Over the years I've noticed that the traditional in-the-room binge training programs do very little to help people learn. Yes they provide introductions but there's very little retention of content. New employees are usually so excited at the fresh start that all they want to do is ...start working. Understandably the case in most situations.
We've been changing the way our ingest/on-boarding program works for a few years now. It's nowhere near complete or perfect but recent developments have helped. We created a "Critical Start" space in our Jive instance. In this space, we've setup projects for each individual application: General company information, history, CRM, TimeTracking, Expense Reporting, Jive, Box, etc. In each of these projects we then add manuals, content, guided video's to walk people through, walk-through activities, participation points, action items, etc. This approach provides for a modular system where we can retire training programs by "archiving" projects, and augment the valued programs with additional content, conversation and participation.
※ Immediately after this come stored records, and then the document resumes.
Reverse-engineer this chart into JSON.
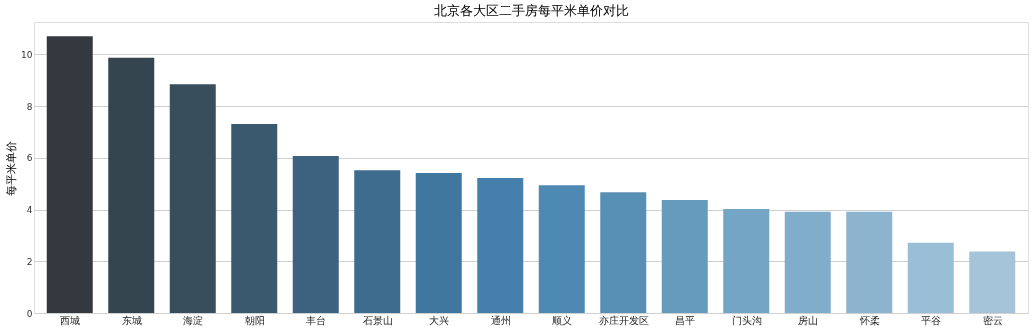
{
  "chart_data": {
    "type": "bar",
    "title": "北京各大区二手房每平米单价对比",
    "ylabel": "每平米单价",
    "categories": [
      "西城",
      "东城",
      "海淀",
      "朝阳",
      "丰台",
      "石景山",
      "大兴",
      "通州",
      "顺义",
      "亦庄开发区",
      "昌平",
      "门头沟",
      "房山",
      "怀柔",
      "平谷",
      "密云"
    ],
    "values": [
      10.7,
      9.87,
      8.84,
      7.31,
      6.07,
      5.52,
      5.41,
      5.22,
      4.94,
      4.67,
      4.37,
      4.02,
      3.91,
      3.91,
      2.72,
      2.38
    ],
    "colors": [
      "#34393f",
      "#354550",
      "#384e5c",
      "#395a6e",
      "#3c6280",
      "#3e6c8f",
      "#3f779e",
      "#4480ab",
      "#4d89b2",
      "#5890b5",
      "#669bbd",
      "#74a5c5",
      "#80adca",
      "#8cb4ce",
      "#9abed6",
      "#a5c4da"
    ],
    "ylim": [
      0,
      11.25
    ],
    "yticks": [
      0,
      2,
      4,
      6,
      8,
      10
    ],
    "grid": "y"
  }
}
The requirement then resides on the individual -- wherever they may be -- to self-train and/or participate during the first week (the real action item/requirement) so we can get a sense of issues before they become ISSUES.
In this regard IT partners with HR during initial on-boarding and helps resolve generalized training more effectively. Global users -- including remote employees -- get access to subject experts on a self-service basis and have a knowledge library to refer to later down the road. It's on-plan and available 100% of the time. HR gets metrics on who participates and can followup. IT gets less issues to support and can match that to participation in Jive.
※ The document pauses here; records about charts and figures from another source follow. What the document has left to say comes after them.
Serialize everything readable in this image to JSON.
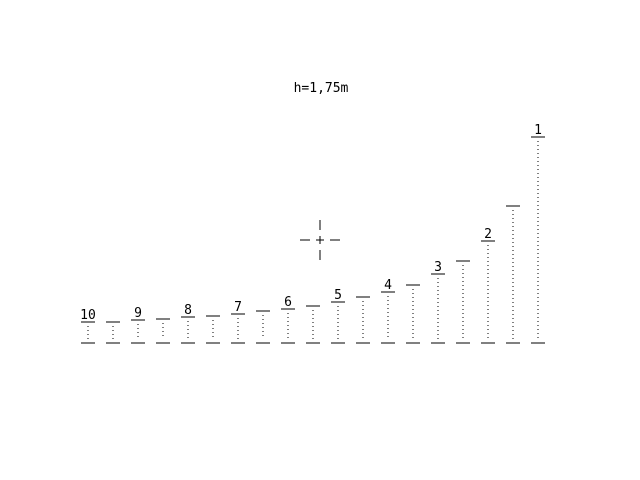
{
  "header": {
    "height_label": "h=1,75m"
  },
  "rangefinder": {
    "distance_labels": [
      "10",
      "9",
      "8",
      "7",
      "6",
      "5",
      "4",
      "3",
      "2",
      "1"
    ],
    "marker_count": 19
  },
  "colors": {
    "ink": "#000000",
    "background": "#ffffff"
  }
}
Hi Doug. I just revisited your response. It sounds like y'all have a good system going. I'm curious if you have an understanding of what % of people you on-board walk through/use these documents. I think it's a great idea to pair HR and IT with HR keeping dibs on who participates. It sounds like you've gamified this experience as well. I'm sure that's increased participate rates!
We have read-tracking implemented so we can get a general sense of who reads as we go. HR really does the followup on that space to verify that people have run through. Since it's a self-service type of approach sometimes action items linger, but we've evolved the training to ensure the action items happen.
We've done preliminary gamification -- the freebie kind -- by putting massive points on StatusUpdates and replying to discussions. After just a day there's been a 25% increase in participation.